William FlemingWilliam Fleming electorate map

Born in 1874 at Avon Plains in the Wimmera district of Victoria, William Fleming was a grazier and journalist before he began his political career as the Member for the NSW Legislative Assembly seat of Robertson (Upper Hunter) in 1901. At age 27, and nicknamed ‘the Kid’, he was then the youngest member of the Legislative Assembly.

Fleming resigned his state seat in 1910 to stand for federal Parliament. In 1913, he won the seat of Robertson from the sitting Labor Party member WJ Johnson. Feeling duty-bound to serve in the war after Johnson was killed fighting in France, Fleming enlisted in the Australian Imperial Force on 6 October 1916 while still a member of the House of Representatives. He served as a driver in the Australian Army Service Corps Training Depot in England, transporting reinforcements across to France. Fleming was promoted to sergeant but, having been gassed at Péronne in France, he was demobilised in December 1918.

Fleming returned to Australia and to the federal Parliament, serving as the Member for Robertson until his defeat at the 1922 election.
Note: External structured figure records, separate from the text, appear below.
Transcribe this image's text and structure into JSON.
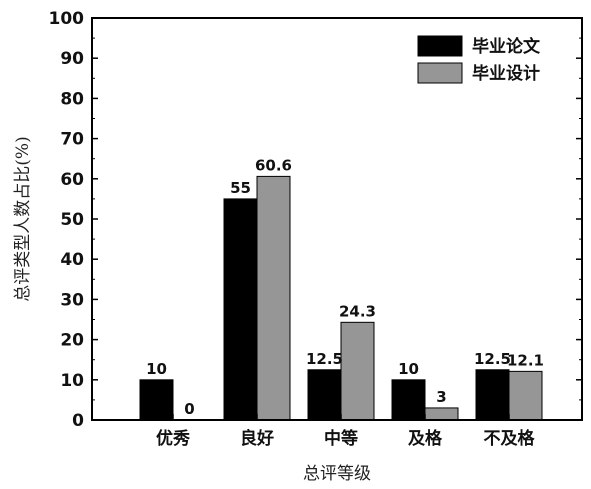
{
  "chart_data": {
    "type": "bar",
    "categories": [
      "优秀",
      "良好",
      "中等",
      "及格",
      "不及格"
    ],
    "series": [
      {
        "name": "毕业论文",
        "values": [
          10,
          55,
          12.5,
          10,
          12.5
        ],
        "labels": [
          "10",
          "55",
          "12.5",
          "10",
          "12.5"
        ],
        "color": "#000000"
      },
      {
        "name": "毕业设计",
        "values": [
          0,
          60.6,
          24.3,
          3,
          12.1
        ],
        "labels": [
          "0",
          "60.6",
          "24.3",
          "3",
          "12.1"
        ],
        "color": "#969696"
      }
    ],
    "title": "",
    "xlabel": "总评等级",
    "ylabel": "总评类型人数占比(%)",
    "ylim": [
      0,
      100
    ],
    "yticks": [
      0,
      10,
      20,
      30,
      40,
      50,
      60,
      70,
      80,
      90,
      100
    ],
    "grid": false,
    "legend_position": "top-right"
  }
}
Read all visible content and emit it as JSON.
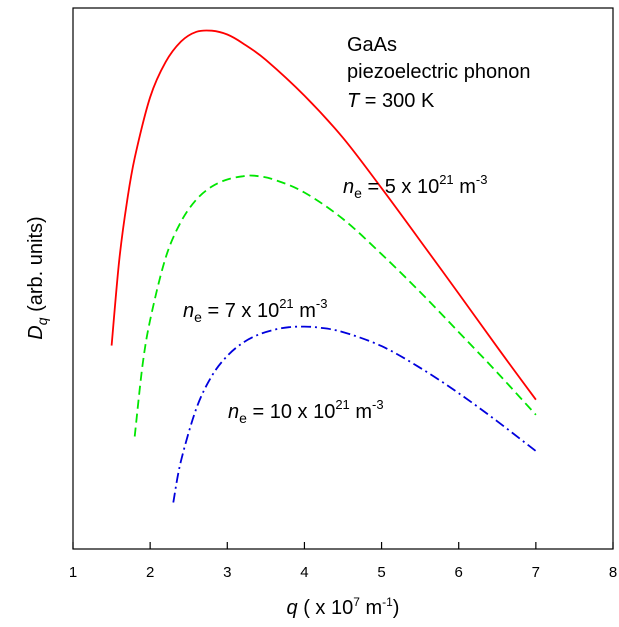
{
  "chart_data": {
    "type": "line",
    "title": "",
    "xlabel": {
      "var": "q",
      "unit_prefix": " ( x 10",
      "unit_exp": "7",
      "unit_mid": " m",
      "unit_exp2": "-1",
      "unit_suffix": ")"
    },
    "ylabel": {
      "var": "D",
      "sub": "q",
      "rest": " (arb. units)"
    },
    "xlim": [
      1,
      8
    ],
    "xticks": [
      "1",
      "2",
      "3",
      "4",
      "5",
      "6",
      "7",
      "8"
    ],
    "ylim": [
      0,
      1
    ],
    "y_ticks_labeled": false,
    "grid": false,
    "annotation": {
      "line1": "GaAs",
      "line2": "piezoelectric phonon",
      "t_var": "T",
      "t_value": " = 300 K"
    },
    "series": [
      {
        "label_var": "n",
        "label_sub": "e",
        "label_mid": " = 5 x 10",
        "label_exp": "21",
        "label_unit": " m",
        "label_exp2": "-3",
        "color": "#ff0000",
        "style": "solid",
        "x": [
          1.5,
          1.6,
          1.7,
          1.8,
          2.0,
          2.2,
          2.4,
          2.6,
          2.8,
          3.0,
          3.2,
          3.5,
          4.0,
          4.5,
          5.0,
          5.5,
          6.0,
          6.5,
          7.0
        ],
        "y": [
          0.376,
          0.535,
          0.642,
          0.723,
          0.835,
          0.9,
          0.938,
          0.956,
          0.958,
          0.951,
          0.935,
          0.904,
          0.838,
          0.76,
          0.667,
          0.57,
          0.472,
          0.373,
          0.276
        ]
      },
      {
        "label_var": "n",
        "label_sub": "e",
        "label_mid": " = 7 x 10",
        "label_exp": "21",
        "label_unit": " m",
        "label_exp2": "-3",
        "color": "#00e600",
        "style": "dashed",
        "x": [
          1.8,
          1.9,
          2.0,
          2.2,
          2.4,
          2.6,
          2.8,
          3.0,
          3.2,
          3.35,
          3.6,
          4.0,
          4.5,
          5.0,
          5.5,
          6.0,
          6.5,
          7.0
        ],
        "y": [
          0.208,
          0.338,
          0.423,
          0.538,
          0.605,
          0.646,
          0.67,
          0.683,
          0.689,
          0.69,
          0.683,
          0.659,
          0.61,
          0.545,
          0.475,
          0.401,
          0.326,
          0.248
        ]
      },
      {
        "label_var": "n",
        "label_sub": "e",
        "label_mid": " = 10 x 10",
        "label_exp": "21",
        "label_unit": " m",
        "label_exp2": "-3",
        "color": "#0000dd",
        "style": "dashdot",
        "x": [
          2.3,
          2.4,
          2.6,
          2.8,
          3.0,
          3.2,
          3.4,
          3.6,
          3.8,
          4.0,
          4.2,
          4.5,
          5.0,
          5.5,
          6.0,
          6.5,
          7.0
        ],
        "y": [
          0.086,
          0.163,
          0.26,
          0.32,
          0.357,
          0.381,
          0.396,
          0.405,
          0.41,
          0.411,
          0.409,
          0.401,
          0.375,
          0.335,
          0.288,
          0.236,
          0.181
        ]
      }
    ]
  }
}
Offered the treasury portfolio by Prime Minister Billy Hughes in 1921, he famously retorted ‘I would not work under [him] if he would give me Sydney’. Fleming stood unsuccessfully as a candidate in three elections for the House of Representatives and once for the Senate.

Following his retirement Fleming returned to writing, authoring a number of children’s story books and writing for a number of newspapers including the Sydney Morning Herald, Bulletin and Pastoral Review. He also made radio broadcasts and his novel Broad Acres (1939) was serialised by the Australian Broadcasting Commission. Fleming died in 1961 at Terrigal, NSW.